Perception and reality
Many cognitive psychologists hold that, as we move about
in the world, we create a model of how the world works. That is, we sense the objective
world, but our sensations map to percepts, and these percepts are provisional, in the same sense that scientific hypotheses are provisional (cf. in
the scientific method). As we acquire new information, our
percepts shift. Abraham Pais' biography refers to the 'esemplastic' nature
of imagination. In the case of visual perception, some people can actually see the percept shift in their mind's eye. Others who are not picture thinkers, may not necessarily perceive the 'shape-shifting' as their world changes. The
'esemplastic' nature has been shown by experiment: an ambiguous image has multiple interpretations on the perceptual level.
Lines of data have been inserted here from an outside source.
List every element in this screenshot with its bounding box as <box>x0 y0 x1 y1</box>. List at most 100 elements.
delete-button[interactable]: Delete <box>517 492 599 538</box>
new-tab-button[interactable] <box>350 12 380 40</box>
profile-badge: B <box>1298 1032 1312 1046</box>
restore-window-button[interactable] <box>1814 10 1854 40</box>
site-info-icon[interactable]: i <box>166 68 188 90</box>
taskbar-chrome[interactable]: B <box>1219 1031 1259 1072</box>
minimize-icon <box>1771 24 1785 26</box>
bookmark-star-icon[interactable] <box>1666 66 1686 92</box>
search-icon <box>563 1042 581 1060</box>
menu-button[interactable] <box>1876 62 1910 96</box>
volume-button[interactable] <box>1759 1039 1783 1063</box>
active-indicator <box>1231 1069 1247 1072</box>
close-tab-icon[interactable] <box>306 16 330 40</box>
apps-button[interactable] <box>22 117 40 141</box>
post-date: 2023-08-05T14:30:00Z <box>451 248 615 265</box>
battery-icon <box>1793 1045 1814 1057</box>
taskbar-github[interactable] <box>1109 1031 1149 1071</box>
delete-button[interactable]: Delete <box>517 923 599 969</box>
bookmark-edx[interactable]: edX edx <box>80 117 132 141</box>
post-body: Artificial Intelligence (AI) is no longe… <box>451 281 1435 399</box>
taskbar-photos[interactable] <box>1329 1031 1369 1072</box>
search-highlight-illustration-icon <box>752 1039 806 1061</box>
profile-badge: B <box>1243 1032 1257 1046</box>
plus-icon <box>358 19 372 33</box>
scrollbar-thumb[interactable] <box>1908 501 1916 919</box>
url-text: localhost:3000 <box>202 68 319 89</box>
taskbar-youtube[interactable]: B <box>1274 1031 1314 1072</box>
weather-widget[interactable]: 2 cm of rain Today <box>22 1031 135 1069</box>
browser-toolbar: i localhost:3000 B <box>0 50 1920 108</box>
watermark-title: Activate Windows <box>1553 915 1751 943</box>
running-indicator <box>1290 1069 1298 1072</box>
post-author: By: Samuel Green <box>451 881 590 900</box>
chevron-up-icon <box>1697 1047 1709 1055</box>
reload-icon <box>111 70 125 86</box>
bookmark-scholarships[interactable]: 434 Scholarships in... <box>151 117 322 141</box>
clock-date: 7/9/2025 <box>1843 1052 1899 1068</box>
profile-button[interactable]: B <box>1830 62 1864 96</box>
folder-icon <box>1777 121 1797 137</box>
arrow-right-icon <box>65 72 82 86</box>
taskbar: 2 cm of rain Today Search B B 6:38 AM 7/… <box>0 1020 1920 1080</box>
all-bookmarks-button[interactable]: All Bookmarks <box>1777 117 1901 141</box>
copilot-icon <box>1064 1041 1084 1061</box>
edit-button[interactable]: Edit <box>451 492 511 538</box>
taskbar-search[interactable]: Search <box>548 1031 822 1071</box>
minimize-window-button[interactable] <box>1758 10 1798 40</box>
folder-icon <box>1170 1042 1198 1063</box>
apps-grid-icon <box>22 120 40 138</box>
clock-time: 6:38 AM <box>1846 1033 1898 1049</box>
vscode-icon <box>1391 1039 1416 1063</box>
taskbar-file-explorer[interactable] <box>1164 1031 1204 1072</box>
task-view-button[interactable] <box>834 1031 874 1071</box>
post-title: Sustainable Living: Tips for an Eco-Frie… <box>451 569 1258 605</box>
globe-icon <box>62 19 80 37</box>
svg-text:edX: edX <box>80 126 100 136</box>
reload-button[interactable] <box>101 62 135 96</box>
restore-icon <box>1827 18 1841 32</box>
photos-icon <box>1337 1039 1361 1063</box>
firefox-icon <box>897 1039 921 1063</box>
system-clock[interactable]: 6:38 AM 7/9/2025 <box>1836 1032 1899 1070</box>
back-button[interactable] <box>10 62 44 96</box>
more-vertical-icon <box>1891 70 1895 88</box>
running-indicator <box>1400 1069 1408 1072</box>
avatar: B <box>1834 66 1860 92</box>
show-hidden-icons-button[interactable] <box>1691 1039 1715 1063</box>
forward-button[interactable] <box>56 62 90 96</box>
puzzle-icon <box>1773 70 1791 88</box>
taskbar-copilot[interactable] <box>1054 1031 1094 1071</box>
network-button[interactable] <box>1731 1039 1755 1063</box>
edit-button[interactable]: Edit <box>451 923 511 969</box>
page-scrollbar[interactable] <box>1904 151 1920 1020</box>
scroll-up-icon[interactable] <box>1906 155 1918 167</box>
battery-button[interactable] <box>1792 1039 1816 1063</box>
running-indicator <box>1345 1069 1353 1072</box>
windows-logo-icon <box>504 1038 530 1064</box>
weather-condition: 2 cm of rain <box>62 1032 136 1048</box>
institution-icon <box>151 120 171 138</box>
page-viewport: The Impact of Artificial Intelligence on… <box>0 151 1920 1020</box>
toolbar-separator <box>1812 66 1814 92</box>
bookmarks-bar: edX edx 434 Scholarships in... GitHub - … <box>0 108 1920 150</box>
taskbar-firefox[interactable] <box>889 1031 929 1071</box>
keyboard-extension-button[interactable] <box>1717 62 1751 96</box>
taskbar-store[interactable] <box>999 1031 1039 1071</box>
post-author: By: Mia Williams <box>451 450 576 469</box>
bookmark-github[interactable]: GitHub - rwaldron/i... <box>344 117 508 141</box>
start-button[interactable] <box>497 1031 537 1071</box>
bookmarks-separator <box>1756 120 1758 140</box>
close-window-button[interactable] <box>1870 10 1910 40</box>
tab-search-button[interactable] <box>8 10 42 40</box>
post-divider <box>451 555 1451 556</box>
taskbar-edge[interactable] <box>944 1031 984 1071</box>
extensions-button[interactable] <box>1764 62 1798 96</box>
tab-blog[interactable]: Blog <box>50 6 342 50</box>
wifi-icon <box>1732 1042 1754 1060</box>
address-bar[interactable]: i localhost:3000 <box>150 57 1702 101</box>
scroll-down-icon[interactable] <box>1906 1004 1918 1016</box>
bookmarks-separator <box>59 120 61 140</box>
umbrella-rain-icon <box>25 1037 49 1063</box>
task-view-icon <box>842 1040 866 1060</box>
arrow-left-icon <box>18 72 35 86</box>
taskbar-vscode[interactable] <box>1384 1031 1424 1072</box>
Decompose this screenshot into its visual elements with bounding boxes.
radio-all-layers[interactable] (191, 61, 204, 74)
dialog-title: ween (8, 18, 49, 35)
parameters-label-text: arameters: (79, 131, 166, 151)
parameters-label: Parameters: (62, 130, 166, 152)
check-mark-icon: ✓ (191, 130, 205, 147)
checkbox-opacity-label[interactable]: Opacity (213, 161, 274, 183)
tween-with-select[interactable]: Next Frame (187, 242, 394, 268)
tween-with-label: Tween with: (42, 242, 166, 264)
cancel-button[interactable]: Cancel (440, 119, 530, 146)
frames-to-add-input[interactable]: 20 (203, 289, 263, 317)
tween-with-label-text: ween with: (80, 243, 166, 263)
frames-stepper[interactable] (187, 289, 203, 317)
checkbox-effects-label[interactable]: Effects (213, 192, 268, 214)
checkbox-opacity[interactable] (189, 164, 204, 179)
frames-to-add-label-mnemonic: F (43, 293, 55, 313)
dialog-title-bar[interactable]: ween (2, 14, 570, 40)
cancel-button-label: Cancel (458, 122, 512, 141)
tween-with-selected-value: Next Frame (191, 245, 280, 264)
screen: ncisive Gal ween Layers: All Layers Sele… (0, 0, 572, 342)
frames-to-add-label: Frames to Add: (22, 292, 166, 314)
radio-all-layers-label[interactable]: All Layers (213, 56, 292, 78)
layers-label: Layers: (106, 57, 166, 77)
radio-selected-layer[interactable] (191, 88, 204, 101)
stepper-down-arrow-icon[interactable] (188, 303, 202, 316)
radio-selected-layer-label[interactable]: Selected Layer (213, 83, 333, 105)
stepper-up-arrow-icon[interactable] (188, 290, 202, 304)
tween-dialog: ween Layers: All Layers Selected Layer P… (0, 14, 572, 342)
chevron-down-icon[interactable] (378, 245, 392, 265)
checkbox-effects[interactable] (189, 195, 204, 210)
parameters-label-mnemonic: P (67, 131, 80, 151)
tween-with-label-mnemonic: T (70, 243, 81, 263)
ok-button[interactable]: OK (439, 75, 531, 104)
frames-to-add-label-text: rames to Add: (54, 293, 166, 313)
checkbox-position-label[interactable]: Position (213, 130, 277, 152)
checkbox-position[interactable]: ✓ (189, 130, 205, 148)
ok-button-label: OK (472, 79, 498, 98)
Just as one object can give
rise to multiple percepts, so an object may fail to give rise to any percept at all: if the percept has no grounding in a
person's experience, the person may literally not perceive it.
These confusing ambiguity of perception is exploited in human technologies
such as camouflage, and also in biological mimicry, for example by Peacock butterflies, whose
wings bear eye markings that birds respond to as though they were the eyes of a dangerous predator.